Some pointers to assist you in your role as a caregiver.

  1. Everyone involved is taken aback by a lung cancer diagnosis, and it takes time to adapt. Keep that in mind as you and your loved ones settle into your new lifestyle.
  2. Know more about your loved one's diagnosis and treatment options. The more you learn, the more effective you'll be. You don't need to know everything at once.
  3. Try to keep a positive attitude and a sense of humor, it's beneficial to both you and the person you're caring for. 
  4. Plan to spend time together outside like going to a movie or spending time outdoors so it will remind both of you that you have a relationship separate from lung cancer.

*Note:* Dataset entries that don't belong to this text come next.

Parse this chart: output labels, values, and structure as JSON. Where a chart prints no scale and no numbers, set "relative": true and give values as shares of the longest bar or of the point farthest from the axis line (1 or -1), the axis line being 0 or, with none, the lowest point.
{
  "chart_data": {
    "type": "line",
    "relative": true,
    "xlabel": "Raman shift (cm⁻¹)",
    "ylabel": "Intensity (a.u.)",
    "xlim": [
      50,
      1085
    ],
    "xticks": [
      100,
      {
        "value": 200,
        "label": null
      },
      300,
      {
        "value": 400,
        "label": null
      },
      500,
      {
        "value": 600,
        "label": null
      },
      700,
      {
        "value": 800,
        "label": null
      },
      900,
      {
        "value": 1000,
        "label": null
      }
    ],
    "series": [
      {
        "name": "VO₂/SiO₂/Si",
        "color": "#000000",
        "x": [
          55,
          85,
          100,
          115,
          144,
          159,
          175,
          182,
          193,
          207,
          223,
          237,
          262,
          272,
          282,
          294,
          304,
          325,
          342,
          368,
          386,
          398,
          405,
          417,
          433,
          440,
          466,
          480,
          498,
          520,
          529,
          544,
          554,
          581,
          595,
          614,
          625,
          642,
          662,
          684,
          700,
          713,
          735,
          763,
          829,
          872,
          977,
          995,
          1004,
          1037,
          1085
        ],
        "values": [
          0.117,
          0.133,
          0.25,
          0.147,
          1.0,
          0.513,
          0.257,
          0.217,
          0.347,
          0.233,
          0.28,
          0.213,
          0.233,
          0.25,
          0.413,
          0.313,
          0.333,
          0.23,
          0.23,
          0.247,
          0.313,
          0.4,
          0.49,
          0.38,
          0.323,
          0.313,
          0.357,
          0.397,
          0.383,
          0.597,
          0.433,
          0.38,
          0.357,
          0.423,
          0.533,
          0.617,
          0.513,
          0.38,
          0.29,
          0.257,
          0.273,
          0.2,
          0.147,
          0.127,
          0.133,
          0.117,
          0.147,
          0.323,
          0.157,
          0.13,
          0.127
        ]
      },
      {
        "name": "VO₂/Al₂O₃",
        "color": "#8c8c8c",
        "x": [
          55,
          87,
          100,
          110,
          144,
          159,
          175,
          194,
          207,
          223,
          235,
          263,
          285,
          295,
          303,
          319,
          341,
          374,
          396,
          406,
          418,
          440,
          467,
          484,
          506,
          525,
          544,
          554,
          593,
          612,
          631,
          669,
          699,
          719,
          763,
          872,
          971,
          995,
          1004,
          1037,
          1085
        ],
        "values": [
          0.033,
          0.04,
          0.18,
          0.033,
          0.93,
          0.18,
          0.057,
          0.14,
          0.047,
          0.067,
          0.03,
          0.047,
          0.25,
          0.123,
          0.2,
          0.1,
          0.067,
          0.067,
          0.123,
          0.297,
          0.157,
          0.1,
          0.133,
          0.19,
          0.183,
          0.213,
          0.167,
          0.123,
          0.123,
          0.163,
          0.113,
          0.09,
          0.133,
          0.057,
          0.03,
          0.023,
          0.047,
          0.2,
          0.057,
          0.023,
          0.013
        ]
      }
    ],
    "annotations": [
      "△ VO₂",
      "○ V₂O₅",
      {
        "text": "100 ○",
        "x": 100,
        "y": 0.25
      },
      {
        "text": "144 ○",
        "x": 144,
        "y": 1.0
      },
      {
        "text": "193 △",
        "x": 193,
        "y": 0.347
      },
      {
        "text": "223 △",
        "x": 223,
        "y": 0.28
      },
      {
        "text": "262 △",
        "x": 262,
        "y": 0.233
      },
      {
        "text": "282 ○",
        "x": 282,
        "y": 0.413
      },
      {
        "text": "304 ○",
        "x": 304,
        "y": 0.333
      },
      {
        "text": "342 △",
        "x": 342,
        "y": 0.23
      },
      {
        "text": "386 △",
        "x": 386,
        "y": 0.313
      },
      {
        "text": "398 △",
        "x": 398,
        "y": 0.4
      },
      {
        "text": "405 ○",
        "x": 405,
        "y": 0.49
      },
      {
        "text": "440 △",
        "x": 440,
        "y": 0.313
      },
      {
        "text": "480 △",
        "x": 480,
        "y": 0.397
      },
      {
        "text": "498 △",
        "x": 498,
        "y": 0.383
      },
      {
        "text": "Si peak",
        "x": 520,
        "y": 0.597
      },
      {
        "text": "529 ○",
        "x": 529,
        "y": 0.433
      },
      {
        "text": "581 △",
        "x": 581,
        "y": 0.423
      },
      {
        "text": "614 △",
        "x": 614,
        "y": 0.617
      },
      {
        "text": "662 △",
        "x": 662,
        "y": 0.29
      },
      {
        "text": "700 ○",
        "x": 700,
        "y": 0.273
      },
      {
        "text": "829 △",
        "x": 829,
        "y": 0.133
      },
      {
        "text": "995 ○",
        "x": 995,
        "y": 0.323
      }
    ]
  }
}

  5. Don't be afraid to talk about future plans, have hope for the future.
  6. Participate in actively in-clinic visits. Take notes and ask questions. Bring a printable list of questions to your doctor visits.
  7. Encourage your loved one to indulge in his or her usual activities as much as possible.
  8. You may find that friends and family members are eager to pitch in once you tell them specifically what you need to ask other people to help. Make a list of tasks for which people can sign up.
  9. Seek out other lung cancer caregivers - It helps to talk to people who know first hand what you're going through. The LifeLine Program at LUNGevity will connect you with a volunteer support partner.
  10. Know your boundaries and be honest with yourself about how much time and energy you can devote.
  11. Become a member of a support group. Support groups should meet in person, over the phone, or over the internet. Meeting them may help you gain new insights into what is happening, get ideas about how to cope, and help you know that you're not alone. Try a support group online if you can't find a group in your area. Some caregivers say websites with support groups have helped them a lot. Where to Find a Support Group - 
  • Inquire about cancer support programs at your local hospital.
  • Request support group details from your social worker.
  • Consult with other patients who have taken part in support groups.
  • Look for groups on the internet. For more ideas, search the NCI database Organizations that Provide Cancer Support Services.

Reference- 1. Caregiving Tips. (2014, August 7). LUNGevity Foundation.